Besonders wichtig ist der Hinweis, dass die neuen Aktien und Bezugsrechte nicht gemäß ausländischen Wertpapiergesetzen registriert wurden. Insbesondere in den USA dürfen sie ohne entsprechende Registrierung oder Ausnahme nicht angeboten oder verkauft werden. Dies schränkt den Kreis potenzieller Investoren ein, ist aber bei kleineren Kapitalerhöhungen üblich, da die Registrierung in verschiedenen Jurisdiktionen sehr kostspielig sein kann.
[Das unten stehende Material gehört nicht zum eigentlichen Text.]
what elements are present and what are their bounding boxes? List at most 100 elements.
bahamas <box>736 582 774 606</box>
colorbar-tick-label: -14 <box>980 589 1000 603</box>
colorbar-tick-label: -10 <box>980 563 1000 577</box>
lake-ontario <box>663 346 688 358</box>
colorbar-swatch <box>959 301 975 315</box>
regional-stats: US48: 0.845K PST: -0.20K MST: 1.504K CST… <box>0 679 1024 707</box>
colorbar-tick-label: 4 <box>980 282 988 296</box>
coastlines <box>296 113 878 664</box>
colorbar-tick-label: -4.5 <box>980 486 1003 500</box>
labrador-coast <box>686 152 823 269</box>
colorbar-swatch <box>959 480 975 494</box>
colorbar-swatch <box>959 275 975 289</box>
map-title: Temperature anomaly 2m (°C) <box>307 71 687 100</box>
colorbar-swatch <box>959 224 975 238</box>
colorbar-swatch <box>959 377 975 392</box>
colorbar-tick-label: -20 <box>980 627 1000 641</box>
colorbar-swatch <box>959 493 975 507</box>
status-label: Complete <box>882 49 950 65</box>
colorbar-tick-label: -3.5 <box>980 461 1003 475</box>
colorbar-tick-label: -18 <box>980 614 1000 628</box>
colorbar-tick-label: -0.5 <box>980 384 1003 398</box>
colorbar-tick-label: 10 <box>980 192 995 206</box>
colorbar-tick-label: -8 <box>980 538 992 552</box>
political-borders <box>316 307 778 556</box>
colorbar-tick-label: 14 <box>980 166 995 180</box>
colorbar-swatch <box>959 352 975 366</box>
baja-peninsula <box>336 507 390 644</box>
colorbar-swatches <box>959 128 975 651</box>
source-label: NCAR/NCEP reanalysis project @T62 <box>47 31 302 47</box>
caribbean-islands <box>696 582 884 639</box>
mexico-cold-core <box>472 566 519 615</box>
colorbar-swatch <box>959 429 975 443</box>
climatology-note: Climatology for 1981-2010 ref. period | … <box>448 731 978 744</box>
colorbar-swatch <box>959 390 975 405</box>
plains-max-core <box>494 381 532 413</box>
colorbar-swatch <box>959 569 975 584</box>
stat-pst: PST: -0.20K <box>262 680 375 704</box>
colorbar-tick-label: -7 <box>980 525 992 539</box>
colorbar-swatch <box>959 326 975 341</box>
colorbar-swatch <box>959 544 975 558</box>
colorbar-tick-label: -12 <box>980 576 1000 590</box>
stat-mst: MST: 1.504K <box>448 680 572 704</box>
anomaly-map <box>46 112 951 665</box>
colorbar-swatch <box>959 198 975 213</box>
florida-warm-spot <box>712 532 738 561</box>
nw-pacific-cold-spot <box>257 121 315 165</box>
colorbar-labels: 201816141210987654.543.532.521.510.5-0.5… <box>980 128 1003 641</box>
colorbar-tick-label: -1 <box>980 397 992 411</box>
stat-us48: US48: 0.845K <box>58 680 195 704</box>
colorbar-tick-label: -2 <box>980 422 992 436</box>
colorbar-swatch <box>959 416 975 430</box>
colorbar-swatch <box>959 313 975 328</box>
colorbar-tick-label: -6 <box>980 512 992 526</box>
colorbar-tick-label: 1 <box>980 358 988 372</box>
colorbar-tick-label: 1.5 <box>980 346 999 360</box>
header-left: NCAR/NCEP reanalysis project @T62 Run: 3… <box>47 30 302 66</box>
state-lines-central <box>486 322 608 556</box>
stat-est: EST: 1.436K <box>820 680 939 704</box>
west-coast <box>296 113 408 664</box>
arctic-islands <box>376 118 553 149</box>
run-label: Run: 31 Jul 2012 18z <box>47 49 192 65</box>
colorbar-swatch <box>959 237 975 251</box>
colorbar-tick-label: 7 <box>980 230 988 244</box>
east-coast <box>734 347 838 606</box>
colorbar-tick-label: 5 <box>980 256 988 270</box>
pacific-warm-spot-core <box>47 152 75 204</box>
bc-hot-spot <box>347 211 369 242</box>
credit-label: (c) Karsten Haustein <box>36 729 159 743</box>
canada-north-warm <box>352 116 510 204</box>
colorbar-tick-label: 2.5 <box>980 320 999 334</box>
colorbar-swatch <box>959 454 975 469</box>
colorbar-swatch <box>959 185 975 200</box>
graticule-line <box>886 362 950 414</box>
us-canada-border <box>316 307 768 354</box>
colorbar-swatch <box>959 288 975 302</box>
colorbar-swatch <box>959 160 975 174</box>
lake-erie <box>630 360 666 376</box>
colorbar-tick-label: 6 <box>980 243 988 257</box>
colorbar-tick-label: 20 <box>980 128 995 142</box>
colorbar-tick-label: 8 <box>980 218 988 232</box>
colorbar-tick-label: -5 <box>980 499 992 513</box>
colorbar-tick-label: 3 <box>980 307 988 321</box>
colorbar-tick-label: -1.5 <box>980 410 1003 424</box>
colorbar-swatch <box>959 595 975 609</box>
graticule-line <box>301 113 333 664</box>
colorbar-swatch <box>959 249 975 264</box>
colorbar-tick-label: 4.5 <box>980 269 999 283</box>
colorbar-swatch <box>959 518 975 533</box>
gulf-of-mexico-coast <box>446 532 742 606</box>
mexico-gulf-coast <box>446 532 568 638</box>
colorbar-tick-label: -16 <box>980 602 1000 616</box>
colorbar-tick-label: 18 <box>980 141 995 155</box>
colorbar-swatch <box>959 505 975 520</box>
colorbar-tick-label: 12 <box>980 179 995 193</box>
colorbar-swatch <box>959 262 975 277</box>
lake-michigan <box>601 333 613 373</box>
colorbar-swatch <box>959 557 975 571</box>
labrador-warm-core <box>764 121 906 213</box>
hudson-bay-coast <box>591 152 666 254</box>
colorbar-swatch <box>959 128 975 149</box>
Zukunftsperspektiven und Markteinschätzung

Die erfolgreiche Durchführung der Kapitalerhöhung ist für Marinomed von entscheidender Bedeutung. Mit den zwei Millionen Euro soll nicht nur die aktuelle Liquiditätslücke geschlossen, sondern auch die Grundlage für die weitere Entwicklung der Marinosolv®-Plattform geschaffen werden. Die Technologie hat durchaus Potenzial, da die Verbesserung der Bioverfügbarkeit von Wirkstoffen ein wichtiges Thema in der Pharmaindustrie ist.

Mittelfristig wird entscheidend sein, ob Marinomed neue Partnerschaften eingehen und weitere Lizenzverträge abschließen kann. Die Erfahrung mit Unither Pharmaceuticals zeigt, dass auch bereits geschlossene Verträge Risiken bergen können. Eine breitere Diversifizierung der Partnerschaften und Einnahmequellen könnte das Unternehmen widerstandsfähiger gegen solche Ausfälle machen.

Für den österreichischen Biotechnologie-Standort ist es wichtig, dass Unternehmen wie Marinomed erfolgreich sind und internationale Anerkennung finden. Dies könnte weitere Investitionen in den Sektor anziehen und die Position Österreichs als Innovationsstandort stärken. Gleichzeitig zeigt der Fall auch die Herausforderungen auf, denen kleinere Biotech-Unternehmen in einem internationalen Umfeld gegenüberstehen.

Empfehlungen für Interessierte

Anleger und Interessierte sollten die weiteren Entwicklungen bei Marinomed aufmerksam verfolgen. Das vereinfachte Dokument gemäß der Prospektverordnung, das auf der Unternehmenswebsite veröffentlicht wird, bietet detaillierte Informationen über die Kapitalerhöhung und sollte vor einer Investitionsentscheidung sorgfältig studiert werden.

Besonders wichtig ist es, die Fortschritte bei der Entwicklung neuer Partnerschaften und der Lizenzierung der Marinosolv®-Technologie zu beobachten. Nur wenn es gelingt, stabile Einnahmequellen zu etablieren, kann das Unternehmen langfristig erfolgreich sein und weitere kostspielige Kapitalerhöhungen vermeiden.